The Chihuly chandelier

I was in Toronto in the late 1990's scouting the Royal Ontario Museum as a venue for the Grand Design exhibition, when I got a call from Gail Lord, a museum consultant whom I had known for some time, inviting me to visit their office. Along I went, and it soon became clear what was being sought. The new Museum of Glass was being developed at that time, with Gail's involvement, and they were looking to send some of the museum's collection, mainly works by Dale Chihuly, on tour. Would the V&A be interested? I looked through the slides and was bowled over by the sheer bravura of Chihuly's work in glass. It was unlike anything I had seen before - using centuries-old techniques but creating installations and pieces that were completely, dramatically modern.

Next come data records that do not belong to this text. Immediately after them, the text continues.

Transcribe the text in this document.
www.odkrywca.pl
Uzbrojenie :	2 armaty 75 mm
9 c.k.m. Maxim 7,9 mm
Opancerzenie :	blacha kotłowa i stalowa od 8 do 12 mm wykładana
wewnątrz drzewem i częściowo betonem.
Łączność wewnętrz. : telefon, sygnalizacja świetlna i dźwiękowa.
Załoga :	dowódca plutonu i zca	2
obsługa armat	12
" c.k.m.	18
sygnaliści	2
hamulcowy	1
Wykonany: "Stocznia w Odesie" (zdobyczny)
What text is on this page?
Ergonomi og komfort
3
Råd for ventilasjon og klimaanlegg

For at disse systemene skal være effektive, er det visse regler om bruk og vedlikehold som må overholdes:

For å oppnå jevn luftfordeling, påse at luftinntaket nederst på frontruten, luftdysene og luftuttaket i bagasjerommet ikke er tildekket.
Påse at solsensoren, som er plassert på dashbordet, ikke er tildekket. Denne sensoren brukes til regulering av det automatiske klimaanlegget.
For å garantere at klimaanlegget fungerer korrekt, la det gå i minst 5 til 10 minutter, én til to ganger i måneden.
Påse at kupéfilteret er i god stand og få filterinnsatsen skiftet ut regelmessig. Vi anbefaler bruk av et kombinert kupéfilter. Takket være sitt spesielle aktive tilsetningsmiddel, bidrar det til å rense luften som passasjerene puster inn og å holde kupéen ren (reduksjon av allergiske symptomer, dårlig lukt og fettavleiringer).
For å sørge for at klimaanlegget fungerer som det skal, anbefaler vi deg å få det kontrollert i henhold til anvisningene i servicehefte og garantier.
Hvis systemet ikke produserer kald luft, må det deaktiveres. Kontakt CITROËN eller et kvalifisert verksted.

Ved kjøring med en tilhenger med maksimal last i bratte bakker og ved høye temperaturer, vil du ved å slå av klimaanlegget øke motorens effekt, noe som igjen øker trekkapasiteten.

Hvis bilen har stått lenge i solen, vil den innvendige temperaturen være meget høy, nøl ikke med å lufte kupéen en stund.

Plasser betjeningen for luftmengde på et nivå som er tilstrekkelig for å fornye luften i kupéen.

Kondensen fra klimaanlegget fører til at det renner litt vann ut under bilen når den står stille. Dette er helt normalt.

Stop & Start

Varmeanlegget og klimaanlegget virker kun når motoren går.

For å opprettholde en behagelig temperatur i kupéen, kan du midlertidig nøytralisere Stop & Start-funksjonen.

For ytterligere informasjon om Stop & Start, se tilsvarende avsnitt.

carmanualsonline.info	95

As it happened, the timing for an exhibition would not fit with our schedule, so that went nowhere. I mentioned Chihuly to the glass curators and was intrigued to find that the V&A actually had a couple of smallish pieces by him. There didn't seem much interest in acquiring anything else. However, not long afterwards, the V&A was having one of its periodic debates with itself about how it could be seen as a thoroughly modern institution, not an old-fashioned attic. And as usual the conversation turned on branding, or at least promotion. I said at a meeting that a large part of the perception of the V&A as old-fashioned derived from first impressions - the immediate effect when a visitor walked in through the front door. It just was old-fashioned, in almost every respect. And writing a memo to director Alan Borg later, I said that a big installation piece by Dale Chihuly in the V&A's main entrance hall could very easily transform that perception and link the old to the present day.

Nothing appeared to happen, I heard nothing back, but then the word started going round that the V&A was going to commission a chandelier piece from Dale Chihuly for its main entrance. People from Chihuly Studio visited. Sketches appeared. A huge team arrived to assemble the piece on site from vast numbers of boxes of glass. The huge chandelier was created. Dale himself arrived, and although the work was done, plainly wasn't very pleased with it. It turned out that (rightly) he felt it was still too small for the space. So, months later the team came back again and almost doubled the size of the chandelier, and it was finally done in 2001.

Dale himself was/is a marvellous one-off. Built a bit like the late Eduardo Paolozzi, a patch over an eye lost in a glass-blowing accident, shoes covered with splatters of paint and hair going every which way, he was a benevolent tyrant, running his studio much as I suppose a Renaissance master's studio must have been run. His team were superb, dedicated, imaginative, charming.

I still have a couple of catalogues given to me by Dale, but so far I still haven't ever been able to afford one of his pieces! So the books will have to do. I'm happy to have played a part in getting a big piece of his into the V&A.